The task is to replace potato chips and Dr Pepper with dishes like vegetable lo-mein and egg plant parmesan. Instead of cheese doodles I buy cheese. One eggplant made something like 9 meals. I’m doing that right now. My “snacks” are homemade ice tea instead of pop and toast instead of potato chips.
I don’t see how fried snacks figure into a food budget. The question is how do people live on the allowance while buying high priced nutritionally vacant snacks?
My state is bleeding out and has already cut mental health care way back. It’s going to happen. Budget cuts are going to cut into every aspect of tax funded expenditures. Country roads will be downgraded to gravel, parks will close… It’s inevitable.

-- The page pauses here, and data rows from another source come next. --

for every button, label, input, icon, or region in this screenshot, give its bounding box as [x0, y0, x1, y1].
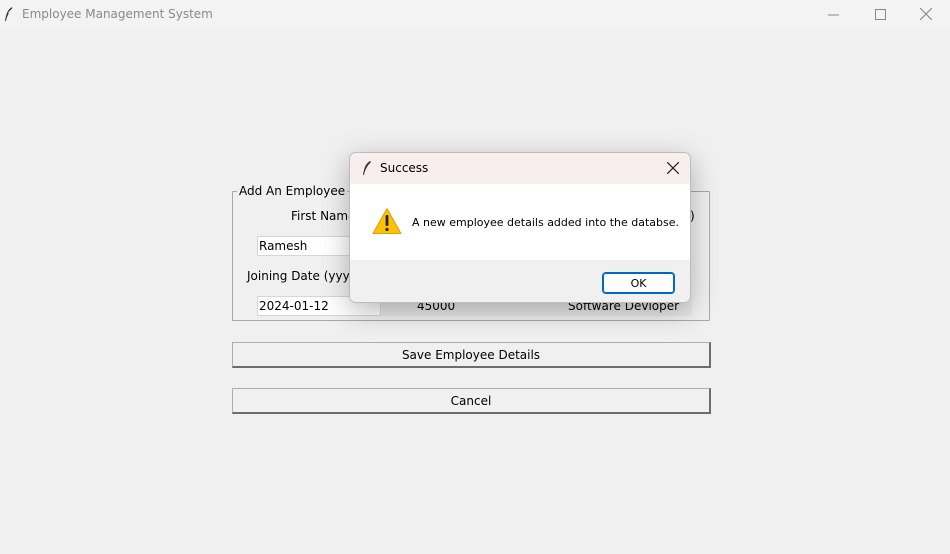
minimize-button[interactable]: [810, 0, 856, 28]
cancel-button[interactable]: Cancel: [232, 388, 711, 414]
dialog-message: A new employee details added into the da…: [412, 216, 680, 229]
minimize-icon: [827, 14, 839, 15]
maximize-button[interactable]: [857, 0, 903, 28]
ok-button[interactable]: OK: [602, 272, 675, 294]
close-window-button[interactable]: [903, 0, 949, 28]
save-employee-button[interactable]: Save Employee Details: [232, 342, 711, 368]
maximize-icon: [874, 8, 886, 20]
close-icon: [667, 162, 679, 174]
window-title: Employee Management System: [22, 7, 213, 21]
window-titlebar: Employee Management System: [0, 0, 950, 28]
dialog-title: Success: [380, 161, 429, 175]
dialog-close-button[interactable]: [664, 159, 682, 177]
success-dialog: Success A new employee details added int…: [349, 152, 691, 303]
close-icon: [920, 8, 932, 20]
warning-icon: [372, 208, 402, 234]
feather-icon: [5, 6, 14, 21]
dialog-titlebar: Success: [350, 153, 690, 184]
feather-icon: [363, 161, 371, 175]
first-name-label: First Name: [291, 209, 356, 223]
frame-title: Add An Employee: [237, 184, 348, 198]
joining-date-label: Joining Date (yyyy-: [247, 269, 361, 283]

Annie-Xmas – I think people are simply using “food stamps” as a generic term.
Get this through your head: IT IS NOT YOUR MONEY ANYMORE.
And this:
Once again, only hurts the person buying it. THEY won’t have enough money at the end of the month, if they blow it all on fancy food. It’s no different if you or me goes to the store and spends all of our grocery money on expensive crap.
BTW, you don’t have to spend a ton of money to buy steak. Wait until it’s on sale, and look for a decent piece of meat. We’re not talking prime rib or filet mignon here, but steak doesn’t have to be THAT expensive. And in one minute you’re bitching that people are buying junk food; now you’re complaining that people are buying decent food that’s expensive. What is it now?
(Oh, and you DO know that the people using EBT are also paying taxes? It’s not just YOUR tax money alone.)
Once again, you have YET to demonstrate how restricting what people can buy with EBT/food stamps/whatever affects this.
I say again – creating a complex regulatory regime which costs more to develop and administer than it saves, is not an example of expense efficiency.
It sounds like you could use some food assistance, Magiver. That’s true of a lot of middle class people these days. Since, as noted SNAP is a Federal program, it does not affect your state’s coffers – perhaps you should utilize it.
You know, sometimes I’m really sad that MY tax dollars are going to bomb Afganistan, instead of giving someone right here at home the right to splurge on a birthday cake during hard times. Guess you can’t always get what you want, huh?
No, the question is “Why does Magiver care if people choose cheetos over eating between the 27th and the 1st of the month?”
After all, you’ve explicitly said they shouldn’t eat steak or lobster, either. Apparently it can’t be said enough… from your perspective, and from the state’s perspective, it doesn’t matter whether they spent the money on spinach or on hohos or on abalone. They don’t get more if they run out, so it’s their decision what to buy, and their problem if they choose badly.